Доля гайморита в структуре синуситов составляет 56-73 %, т. е. большую часть пациентов, и тенденции к уменьшению не наблюдается. Более того, в последнее время отмечается ежегодный прирост заболеваемости на 1,5-2,0 %, а заболеваемость хроническим синуситом за последние 8 лет увеличилась в два раза. Это обусловлено рядом обстоятельств, среди которых можно выделить нагрузку на верхние дыхательные пути в связи с неблагоприятной экологической обстановкой и загрязненностью окружающей среды, не снижающийся уровень острых респираторных вирусных инфекций и гриппа [6,8]. Кроме того, увеличение числа больных с хроническими формами гайморита может быть в определенной степени объяснено отсутствием единой лечебной тактики и как следствие высоким процентом перехода острого процесса в хронический. В связи с вышесказанным становиться актуальным исследование морфологических изменений слизистой оболочки верхнечелюстной пазухи, на фоне неадекватной терапии.

Материалы и методы

За период 2008-2009 гг. в ЛОР - клинике РГМУ на базе ГКБ № 1 им. Н. И Пирогова совместно c лабораторией клинической морфологии НИИ морфологии человека РАМН и патологоанатомическим отделением ГКБ № 31 Департамента здравоохранения г.
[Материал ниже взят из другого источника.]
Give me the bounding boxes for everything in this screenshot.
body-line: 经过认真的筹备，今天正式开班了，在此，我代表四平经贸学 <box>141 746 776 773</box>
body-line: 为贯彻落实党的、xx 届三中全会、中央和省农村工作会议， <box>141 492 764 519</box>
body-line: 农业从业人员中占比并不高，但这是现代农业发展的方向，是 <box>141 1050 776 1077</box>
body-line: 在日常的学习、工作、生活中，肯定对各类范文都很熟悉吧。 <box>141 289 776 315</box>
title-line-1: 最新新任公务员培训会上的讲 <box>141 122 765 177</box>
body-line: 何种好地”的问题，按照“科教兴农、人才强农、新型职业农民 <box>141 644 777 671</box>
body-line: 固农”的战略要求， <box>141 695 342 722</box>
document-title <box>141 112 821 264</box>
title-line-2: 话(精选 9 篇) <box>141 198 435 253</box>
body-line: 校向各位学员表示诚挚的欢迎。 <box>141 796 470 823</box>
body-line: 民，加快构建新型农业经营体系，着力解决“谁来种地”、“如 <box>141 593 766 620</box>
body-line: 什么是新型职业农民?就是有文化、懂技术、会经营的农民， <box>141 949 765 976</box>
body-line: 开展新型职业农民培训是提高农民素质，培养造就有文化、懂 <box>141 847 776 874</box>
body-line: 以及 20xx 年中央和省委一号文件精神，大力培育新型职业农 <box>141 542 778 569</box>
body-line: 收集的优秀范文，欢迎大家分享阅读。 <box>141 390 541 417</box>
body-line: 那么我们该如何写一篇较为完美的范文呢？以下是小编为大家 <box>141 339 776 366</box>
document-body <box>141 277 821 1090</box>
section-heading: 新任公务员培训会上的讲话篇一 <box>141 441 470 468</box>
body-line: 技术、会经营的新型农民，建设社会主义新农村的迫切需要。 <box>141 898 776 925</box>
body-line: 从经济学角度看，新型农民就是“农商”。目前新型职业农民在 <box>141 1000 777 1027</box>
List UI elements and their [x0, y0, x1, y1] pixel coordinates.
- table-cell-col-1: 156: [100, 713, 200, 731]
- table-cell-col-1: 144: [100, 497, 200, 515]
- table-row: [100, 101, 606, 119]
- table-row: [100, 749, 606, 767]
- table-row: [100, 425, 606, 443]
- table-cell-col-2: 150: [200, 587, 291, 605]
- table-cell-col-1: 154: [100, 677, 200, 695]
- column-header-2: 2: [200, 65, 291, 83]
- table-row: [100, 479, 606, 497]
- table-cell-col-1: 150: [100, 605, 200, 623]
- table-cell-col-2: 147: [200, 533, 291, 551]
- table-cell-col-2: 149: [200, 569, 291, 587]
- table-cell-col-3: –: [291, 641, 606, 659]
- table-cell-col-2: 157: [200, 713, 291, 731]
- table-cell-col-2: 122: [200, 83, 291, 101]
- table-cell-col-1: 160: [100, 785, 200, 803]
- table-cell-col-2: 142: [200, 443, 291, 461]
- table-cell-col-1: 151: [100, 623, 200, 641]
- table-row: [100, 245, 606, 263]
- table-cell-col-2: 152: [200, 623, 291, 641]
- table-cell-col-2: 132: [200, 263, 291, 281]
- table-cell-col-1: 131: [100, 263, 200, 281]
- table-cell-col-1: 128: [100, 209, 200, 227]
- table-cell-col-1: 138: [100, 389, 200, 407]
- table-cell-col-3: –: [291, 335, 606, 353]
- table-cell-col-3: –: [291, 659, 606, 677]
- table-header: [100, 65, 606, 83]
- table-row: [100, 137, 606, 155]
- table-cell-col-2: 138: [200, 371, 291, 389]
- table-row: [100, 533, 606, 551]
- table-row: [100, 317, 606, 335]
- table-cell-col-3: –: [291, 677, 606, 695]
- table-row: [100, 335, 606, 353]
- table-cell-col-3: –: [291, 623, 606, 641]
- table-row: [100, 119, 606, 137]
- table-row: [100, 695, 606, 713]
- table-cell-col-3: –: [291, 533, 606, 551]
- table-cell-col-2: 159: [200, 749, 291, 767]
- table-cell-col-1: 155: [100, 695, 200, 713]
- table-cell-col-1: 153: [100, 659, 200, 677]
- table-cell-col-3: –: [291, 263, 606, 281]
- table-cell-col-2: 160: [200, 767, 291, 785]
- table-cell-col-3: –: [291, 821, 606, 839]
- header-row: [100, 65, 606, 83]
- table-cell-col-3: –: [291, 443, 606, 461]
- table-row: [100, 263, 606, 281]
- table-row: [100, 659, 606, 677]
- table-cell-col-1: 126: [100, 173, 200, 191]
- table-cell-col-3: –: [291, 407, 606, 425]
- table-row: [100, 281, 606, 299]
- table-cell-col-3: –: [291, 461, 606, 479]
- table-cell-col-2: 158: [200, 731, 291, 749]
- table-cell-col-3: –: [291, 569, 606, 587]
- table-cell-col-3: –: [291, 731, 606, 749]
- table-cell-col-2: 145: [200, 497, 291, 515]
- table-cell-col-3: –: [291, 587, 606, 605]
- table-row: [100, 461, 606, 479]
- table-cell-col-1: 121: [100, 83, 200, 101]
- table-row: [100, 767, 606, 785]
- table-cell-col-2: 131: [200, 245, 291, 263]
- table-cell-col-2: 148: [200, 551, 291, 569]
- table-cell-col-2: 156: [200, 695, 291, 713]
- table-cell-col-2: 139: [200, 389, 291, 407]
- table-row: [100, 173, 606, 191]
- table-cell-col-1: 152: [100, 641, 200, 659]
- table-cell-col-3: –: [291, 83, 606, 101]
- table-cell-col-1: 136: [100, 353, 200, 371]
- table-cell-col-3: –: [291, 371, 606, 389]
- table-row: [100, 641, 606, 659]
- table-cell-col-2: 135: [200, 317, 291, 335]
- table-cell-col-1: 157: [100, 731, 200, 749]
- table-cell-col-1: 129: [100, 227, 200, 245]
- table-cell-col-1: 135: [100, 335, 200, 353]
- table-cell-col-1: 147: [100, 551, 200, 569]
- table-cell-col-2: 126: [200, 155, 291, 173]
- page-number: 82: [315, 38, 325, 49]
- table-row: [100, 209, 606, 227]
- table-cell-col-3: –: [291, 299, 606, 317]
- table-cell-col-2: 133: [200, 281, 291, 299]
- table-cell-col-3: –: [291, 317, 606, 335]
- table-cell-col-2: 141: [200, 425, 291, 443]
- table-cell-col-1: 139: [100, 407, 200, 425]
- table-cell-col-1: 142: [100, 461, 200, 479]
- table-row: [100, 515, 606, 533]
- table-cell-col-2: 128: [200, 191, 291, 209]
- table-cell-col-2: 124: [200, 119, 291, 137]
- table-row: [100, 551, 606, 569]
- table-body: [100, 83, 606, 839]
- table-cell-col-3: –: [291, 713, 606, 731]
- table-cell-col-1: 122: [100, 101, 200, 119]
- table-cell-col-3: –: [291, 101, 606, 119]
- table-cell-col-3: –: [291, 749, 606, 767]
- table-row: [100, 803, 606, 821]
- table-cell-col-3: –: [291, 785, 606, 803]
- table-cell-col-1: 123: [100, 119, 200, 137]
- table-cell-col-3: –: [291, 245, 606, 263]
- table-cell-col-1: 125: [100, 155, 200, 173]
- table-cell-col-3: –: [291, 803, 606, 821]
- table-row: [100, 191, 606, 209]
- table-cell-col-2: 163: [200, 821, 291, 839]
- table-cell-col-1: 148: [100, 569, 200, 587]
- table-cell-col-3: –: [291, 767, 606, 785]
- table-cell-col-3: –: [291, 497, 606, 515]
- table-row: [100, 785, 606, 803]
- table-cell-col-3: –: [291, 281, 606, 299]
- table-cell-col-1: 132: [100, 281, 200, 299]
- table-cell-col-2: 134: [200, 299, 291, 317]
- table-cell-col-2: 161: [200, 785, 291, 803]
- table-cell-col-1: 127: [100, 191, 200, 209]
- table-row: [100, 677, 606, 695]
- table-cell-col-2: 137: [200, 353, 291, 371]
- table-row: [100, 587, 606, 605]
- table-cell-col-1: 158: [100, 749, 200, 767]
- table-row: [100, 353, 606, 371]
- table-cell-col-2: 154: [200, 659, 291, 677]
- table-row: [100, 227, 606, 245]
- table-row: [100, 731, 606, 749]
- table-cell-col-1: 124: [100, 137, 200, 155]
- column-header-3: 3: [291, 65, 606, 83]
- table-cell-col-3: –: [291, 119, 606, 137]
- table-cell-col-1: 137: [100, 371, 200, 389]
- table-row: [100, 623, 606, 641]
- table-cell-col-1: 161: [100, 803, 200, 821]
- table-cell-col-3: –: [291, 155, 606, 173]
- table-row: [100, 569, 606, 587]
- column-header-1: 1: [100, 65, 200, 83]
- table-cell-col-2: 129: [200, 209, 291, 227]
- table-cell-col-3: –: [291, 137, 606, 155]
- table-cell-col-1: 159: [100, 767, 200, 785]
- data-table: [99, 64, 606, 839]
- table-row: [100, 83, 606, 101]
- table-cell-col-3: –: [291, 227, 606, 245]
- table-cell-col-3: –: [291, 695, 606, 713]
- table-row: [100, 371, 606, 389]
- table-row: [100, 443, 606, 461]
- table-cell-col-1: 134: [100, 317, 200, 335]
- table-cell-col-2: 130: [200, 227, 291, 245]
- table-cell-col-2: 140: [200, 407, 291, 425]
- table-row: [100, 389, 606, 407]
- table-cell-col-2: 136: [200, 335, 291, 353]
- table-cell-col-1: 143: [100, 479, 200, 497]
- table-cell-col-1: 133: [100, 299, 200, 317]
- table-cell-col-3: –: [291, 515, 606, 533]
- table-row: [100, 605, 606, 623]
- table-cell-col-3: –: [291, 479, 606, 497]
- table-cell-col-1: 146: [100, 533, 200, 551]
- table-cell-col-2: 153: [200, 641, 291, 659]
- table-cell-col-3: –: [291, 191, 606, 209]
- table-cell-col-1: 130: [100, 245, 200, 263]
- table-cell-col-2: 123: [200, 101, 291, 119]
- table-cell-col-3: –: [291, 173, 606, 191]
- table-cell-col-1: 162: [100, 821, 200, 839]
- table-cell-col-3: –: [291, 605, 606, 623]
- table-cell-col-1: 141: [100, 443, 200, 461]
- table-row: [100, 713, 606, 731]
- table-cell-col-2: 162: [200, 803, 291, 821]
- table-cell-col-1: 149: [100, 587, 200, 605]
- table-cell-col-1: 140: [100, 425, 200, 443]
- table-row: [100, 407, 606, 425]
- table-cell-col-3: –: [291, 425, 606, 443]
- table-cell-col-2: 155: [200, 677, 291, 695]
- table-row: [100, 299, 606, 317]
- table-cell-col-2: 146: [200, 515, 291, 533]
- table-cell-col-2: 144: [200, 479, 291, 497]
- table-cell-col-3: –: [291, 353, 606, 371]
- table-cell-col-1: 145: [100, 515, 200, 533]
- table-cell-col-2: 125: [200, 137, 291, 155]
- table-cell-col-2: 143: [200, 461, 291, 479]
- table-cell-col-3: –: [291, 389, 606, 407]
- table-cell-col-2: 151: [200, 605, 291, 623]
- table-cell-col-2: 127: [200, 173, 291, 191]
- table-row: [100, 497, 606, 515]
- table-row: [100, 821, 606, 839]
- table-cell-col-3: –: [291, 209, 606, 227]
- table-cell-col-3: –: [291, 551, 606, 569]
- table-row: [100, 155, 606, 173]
Москвы проводилось обследование 64 пациента, страдающих хроническим гнойным гайморитом, 40 женщин и 24 мужчины в возрасте от 15 до 68 лет.

По результатам анализа анамнестических данных, установлено, что хроническим гайморитом все пациенты страдали от 3 до 6 месяцев и на догоспитальном этапе лечились консервативно антибиотиками и пункциями верхнечелюстных пазух, без положительного эффекта, либо с кратковременным положительного результатом. Что касается антибактериальной терапии, то наиболее распространенной группой антибиотиков, назначаемой врачом на догоспитальном этапе, оказались традиционные фторхинолоны (36,2 %), на втором месте - защищенные пенициллины (19 %), на третьем месте - традиционные пенициллины (16 %) (диаграмма 1).

p 

Диаграмма 1. Группы антибиотиков, назначаемых врачом на догоспитальном этапе

Кроме того, на догоспитальном этапе большая часть пациентов получала антибактериальную терапию менее 5-7 дней в дозе ниже чем средняя терапевтическая (диаграммы 2,3).

 p

Диаграмма 2. Длительность приема антибактериального препарата пациентами на догоспитальном этапе

p

Диаграмма 3. Дозировка антибактериального препарата, принимаемого пациентом на догоспитальном этапе

Всем больным была произведена радикальная операция на верхнечелюстной пазухе в модификации Колдуэлла-Люка, с последующим проведением патоморфологического исследования слизистой оболочки. Операционный материал фиксировался в 10 % нейтральном растворе формалина. После гистологической проводки материал заливали в парафин. Срезы толщиной 4-5 мкм окрашивали гематоксилином и эозином, а также комбинированной окраской по ван Гизону.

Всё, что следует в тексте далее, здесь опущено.